ADT function-type payloads

Along the way, we validated that ADT constructor payloads already accept arbitrary type expressions including function arrows. parse_type_variant/1 routes payload parsing through parse_type_param_list/1 -> parse_type_expr/1, and parse_type_expr/1 has recognised (A, B) -> C and A -> B since the effect-system work in v0.15.0. So

type Callback = On(Int -> Int) | Off
type Transform = Morph((Int, Int) -> Int) | Id

parses and type-checks end-to-end; pattern matching binds the callable to a variable callable from inside the arm. E032 is reserved for the case where the payload expression isn't a valid type.

Algebra formatter as default

The v0.20.0 post ended with: "the plan for v0.21.0 is to promote --algebra to the default once it has had one full release of shake-down." v0.21.0 honours that plan. cure fmt now runs the algebra formatter by default; cure fmt --safe opts into the legacy byte-level formatter as an escape hatch for sources that trip the algebra formatter’s round-trip check; cure fmt --check routes through the algebra formatter so CI agrees with interactive use; and cure fmt --algebra stays around as an explicit synonym for the default.

@derive(Functor, Monoid, JSON)

Cure.Types.Derive.derive/3 gains three new targets to extend the Show/Eq/Ord trio from v0.19.0:

  • :functor emits fmap(x, f) that applies f to every field of the record. Intended for single-parameter records like rec Box(A)\n value: A, where it lines up with the canonical Functor instance; works on any record.
  • :monoid emits combine(a, b) that pairwise combines each field with the polymorphic <> operator. Users supply empty/0 separately—the derivation intentionally does not guess a neutral element.
  • :json emits to_json(x) that renders a record as a JSON object whose keys are the field names and whose values come from the per-field to_json/1 dispatch. from_json/1 is reserved for a future release.

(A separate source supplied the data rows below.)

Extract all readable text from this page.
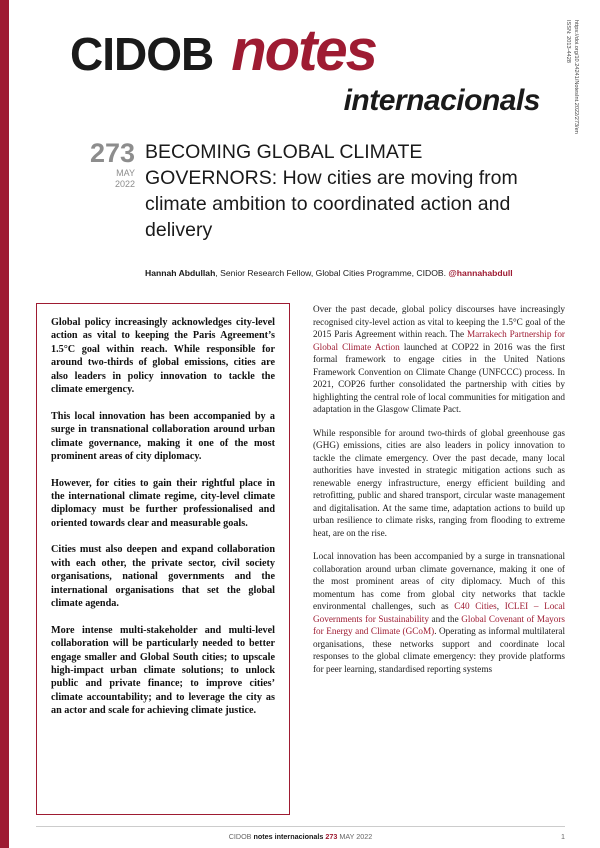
CIDOB notes
internacionals
ISSN: 2013-4428 https://doi.org/10.24241/NotesInt.2022/273/en
273
MAY
2022
BECOMING GLOBAL CLIMATE GOVERNORS: How cities are moving from climate ambition to coordinated action and delivery
Hannah Abdullah, Senior Research Fellow, Global Cities Programme, CIDOB. @hannahabdull

Global policy increasingly acknowledges city-level action as vital to keeping the Paris Agreement’s 1.5°C goal within reach. While responsible for around two-thirds of global emissions, cities are also leaders in policy innovation to tackle the climate emergency.

This local innovation has been accompanied by a surge in transnational collaboration around urban climate governance, making it one of the most prominent areas of city diplomacy.

However, for cities to gain their rightful place in the international climate regime, city-level climate diplomacy must be further professionalised and oriented towards clear and measurable goals.

Cities must also deepen and expand collaboration with each other, the private sector, civil society organisations, national governments and the international organisations that set the global climate agenda.

More intense multi-stakeholder and multi-level collaboration will be particularly needed to better engage smaller and Global South cities; to upscale high-impact urban climate solutions; to unlock public and private finance; to improve cities’ climate accountability; and to leverage the city as an actor and scale for achieving climate justice.

Over the past decade, global policy discourses have increasingly recognised city-level action as vital to keeping the 1.5°C goal of the 2015 Paris Agreement within reach. The Marrakech Partnership for Global Climate Action launched at COP22 in 2016 was the first formal framework to engage cities in the United Nations Framework Convention on Climate Change (UNFCCC) process. In 2021, COP26 further consolidated the partnership with cities by highlighting the central role of local communities for mitigation and adaptation in the Glasgow Climate Pact.

While responsible for around two-thirds of global greenhouse gas (GHG) emissions, cities are also leaders in policy innovation to tackle the climate emergency. Over the past decade, many local authorities have invested in strategic mitigation actions such as renewable energy infrastructure, energy efficient building and retrofitting, public and shared transport, circular waste management and digitalisation. At the same time, adaptation actions to build up urban resilience to climate risks, ranging from flooding to extreme heat, are on the rise.

Local innovation has been accompanied by a surge in transnational collaboration around urban climate governance, making it one of the most prominent areas of city diplomacy. Much of this momentum has come from global city networks that tackle environmental challenges, such as C40 Cities, ICLEI – Local Governments for Sustainability and the Global Covenant of Mayors for Energy and Climate (GCoM). Operating as informal multilateral organisations, these networks support and coordinate local responses to the global climate emergency: they provide platforms for peer learning, standardised reporting systems

CIDOB notes internacionals 273 MAY 2022	1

The existing @derive(Show, Eq, Ord) wiring from v0.19.0 -- signature collection, codegen expansion pass—carries these new targets without any further plumbing.

By the numbers

  • 4 new error-catalog codes (E031-E034) with examples and fix guidance.
  • 5 new example files under examples/ for each v0.21.0 surface: binary_destructuring.cure, adt_fn_payload.cure, multi_line_adt.cure, let_destructuring.cure, json_derive.cure.
  • 1 new authoritative doc (docs/BINARIES.md) plus updates to docs/LANGUAGE_SPEC.md (multi-line ADT, function-type payloads, let destructuring, binary patterns) and docs/TUTORIAL.md (new Chapter 11 "Binary parsing"; FSMs move to Chapter 12).
  • 1078 tests pass (up from 1050; 3 doctests + 1075 tests); mix credo --strict: 0 issues across 137 source files; mix cure.check.stdlib: 25/25; mix cure.check.examples: 40/40.

What’s next (v0.22.0)

v0.22.0 is scoped to three language-surface closers that finish the work v0.20.0 and v0.21.0 started:

  • Multi-statement lambda bodies. Brace-delimited (fn (x) -> { stmt1; stmt2; final }) and end-terminated (fn (x) ->\n stmt1\n stmt2\nend) block forms for anonymous functions embedded in argument lists—where the existing indented-block form is not usable—will land in v0.22.0.
  • Binary comprehension generators. for <<b <- buf>> is still tokenised as a less-than comparison inside the <<...>> literal. A dedicated binary-generator path in parse_generator_or_filter/1 will unlock this shape.
  • Full byte_size arithmetic through rest::binary tails. v0.21.0 binds rest to plain Bitstring; v0.22.0 emits a proper byte_size(rest) == byte_size(scrutinee) - sum_of_preceding_sizes refinement once the SMT translator grows the arithmetic.

Looking further out (v0.23.0)

The package-registry story has been resliced to keep v0.22.0 focused. Now targeting v0.23.0:

  • Remote package-registry index service, publication signing, and Hex.pm cross-publishing. The HTTP-based read-only index protocol, Ed25519 archive signing, and cure publish --hex export path all roll into v0.23.0 so the next release can stay a pure language-surface release.

Getting started

git clone https://github.com/am-kantox/cure-lang.git
cd cure
mix deps.get && mix test
mix escript.build
./cure version            # Cure 0.21.0
./cure fmt lib/           # algebra formatter by default

The repository is at github.com/am-kantox/cure-lang. The v0.20.0 AST polished every edge; v0.21.0 puts that polish to work.